The Ebola outbreak in the DRC is spreading quickly, with roughly 500 confirmed cases. The virus spreads through direct contact with bodily fluids, making healthcare workers, caregivers, and burial workers particularly vulnerable. This outbreak is caused by the Bundibugyo strain, against which the vaccines and therapeutics used in recent outbreaks have not been shown to be effective. Early detection and rapid response are thus critical. Yet the outbreak went undetected for weeks, a failure that experts attribute in part to the gutting of USAID’s health security programs. 

Less appreciated is what this outbreak means for American economic and security interests in the region. The Trump administration has emphasized that the DRC is critical for breaking America’s mineral dependence on China. The region sits atop some of the world’s most significant deposits of the four minerals the US Congress designated as conflict-prone under the Dodd-Frank Act—gold, tin, tantalum, and tungsten—whose extraction and processing underpin the global technology economy. The DRC also holds roughly 70 percent of the world’s known cobalt deposits—a mineral essential for electric vehicle batteries. 

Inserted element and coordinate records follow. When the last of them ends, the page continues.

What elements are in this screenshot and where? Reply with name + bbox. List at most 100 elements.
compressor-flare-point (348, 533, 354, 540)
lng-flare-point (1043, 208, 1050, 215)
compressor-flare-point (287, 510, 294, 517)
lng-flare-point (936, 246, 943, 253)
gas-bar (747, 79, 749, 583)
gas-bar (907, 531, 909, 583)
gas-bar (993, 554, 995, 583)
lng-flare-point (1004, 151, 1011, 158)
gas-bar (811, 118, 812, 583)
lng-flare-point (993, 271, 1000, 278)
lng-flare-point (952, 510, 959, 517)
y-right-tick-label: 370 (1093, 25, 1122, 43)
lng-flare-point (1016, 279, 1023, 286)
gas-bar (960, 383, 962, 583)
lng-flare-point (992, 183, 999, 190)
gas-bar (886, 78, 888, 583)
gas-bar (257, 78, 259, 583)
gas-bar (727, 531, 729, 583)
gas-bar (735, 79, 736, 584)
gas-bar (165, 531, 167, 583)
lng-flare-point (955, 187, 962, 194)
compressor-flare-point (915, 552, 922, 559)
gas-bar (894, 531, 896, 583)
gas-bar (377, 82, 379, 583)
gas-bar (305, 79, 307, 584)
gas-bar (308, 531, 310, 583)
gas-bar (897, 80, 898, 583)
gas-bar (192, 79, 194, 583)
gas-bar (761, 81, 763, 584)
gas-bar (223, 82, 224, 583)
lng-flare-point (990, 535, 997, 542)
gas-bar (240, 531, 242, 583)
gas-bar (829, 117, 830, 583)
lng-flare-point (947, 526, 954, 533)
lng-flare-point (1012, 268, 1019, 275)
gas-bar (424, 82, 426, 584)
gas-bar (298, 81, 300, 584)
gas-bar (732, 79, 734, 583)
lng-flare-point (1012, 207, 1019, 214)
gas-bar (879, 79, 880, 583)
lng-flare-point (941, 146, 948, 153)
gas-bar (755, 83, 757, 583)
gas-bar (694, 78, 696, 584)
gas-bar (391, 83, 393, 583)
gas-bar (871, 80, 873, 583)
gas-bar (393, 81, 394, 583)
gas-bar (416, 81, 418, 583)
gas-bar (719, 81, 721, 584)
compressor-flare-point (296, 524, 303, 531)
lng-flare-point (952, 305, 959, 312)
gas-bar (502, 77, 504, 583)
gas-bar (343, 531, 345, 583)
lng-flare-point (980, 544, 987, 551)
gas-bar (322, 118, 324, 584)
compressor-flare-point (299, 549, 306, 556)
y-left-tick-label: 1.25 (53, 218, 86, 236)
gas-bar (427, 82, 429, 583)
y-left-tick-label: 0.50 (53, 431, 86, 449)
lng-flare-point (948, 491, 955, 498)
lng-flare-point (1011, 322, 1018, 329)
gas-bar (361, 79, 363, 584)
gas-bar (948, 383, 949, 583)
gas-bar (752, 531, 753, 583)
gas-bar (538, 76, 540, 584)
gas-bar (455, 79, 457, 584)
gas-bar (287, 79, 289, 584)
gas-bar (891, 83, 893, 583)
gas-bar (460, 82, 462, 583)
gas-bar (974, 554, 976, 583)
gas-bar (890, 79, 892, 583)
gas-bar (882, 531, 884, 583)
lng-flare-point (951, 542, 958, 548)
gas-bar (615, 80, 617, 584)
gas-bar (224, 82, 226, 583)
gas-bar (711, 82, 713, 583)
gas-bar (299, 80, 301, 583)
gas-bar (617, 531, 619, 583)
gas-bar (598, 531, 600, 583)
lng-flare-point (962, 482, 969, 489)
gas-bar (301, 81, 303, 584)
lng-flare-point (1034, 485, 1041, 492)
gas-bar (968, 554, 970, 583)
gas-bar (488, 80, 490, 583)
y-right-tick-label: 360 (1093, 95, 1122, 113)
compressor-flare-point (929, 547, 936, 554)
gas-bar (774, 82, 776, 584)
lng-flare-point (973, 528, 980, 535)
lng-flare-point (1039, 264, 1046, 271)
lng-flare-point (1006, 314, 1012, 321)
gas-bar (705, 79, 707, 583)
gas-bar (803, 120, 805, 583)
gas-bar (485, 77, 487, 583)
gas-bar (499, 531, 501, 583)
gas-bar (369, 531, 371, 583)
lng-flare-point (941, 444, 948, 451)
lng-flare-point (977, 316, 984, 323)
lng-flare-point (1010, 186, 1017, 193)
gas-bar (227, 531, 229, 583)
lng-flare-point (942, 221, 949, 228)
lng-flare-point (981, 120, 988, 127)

While cobalt extraction is concentrated further south in Katanga, outside the immediate outbreak zone, the disease’s rapid spread, its chilling effect on the workforce, and the broader collapse of local health systems mean that the outbreak will affect the entire DRC mining economy. The Washington Accords—the administration’s initiative to stabilize the eastern DRC and challenge China’s grip on the region’s critical minerals—depends on projecting confidence that the DRC is open for business. A country with a collapsing health system cannot project that confidence.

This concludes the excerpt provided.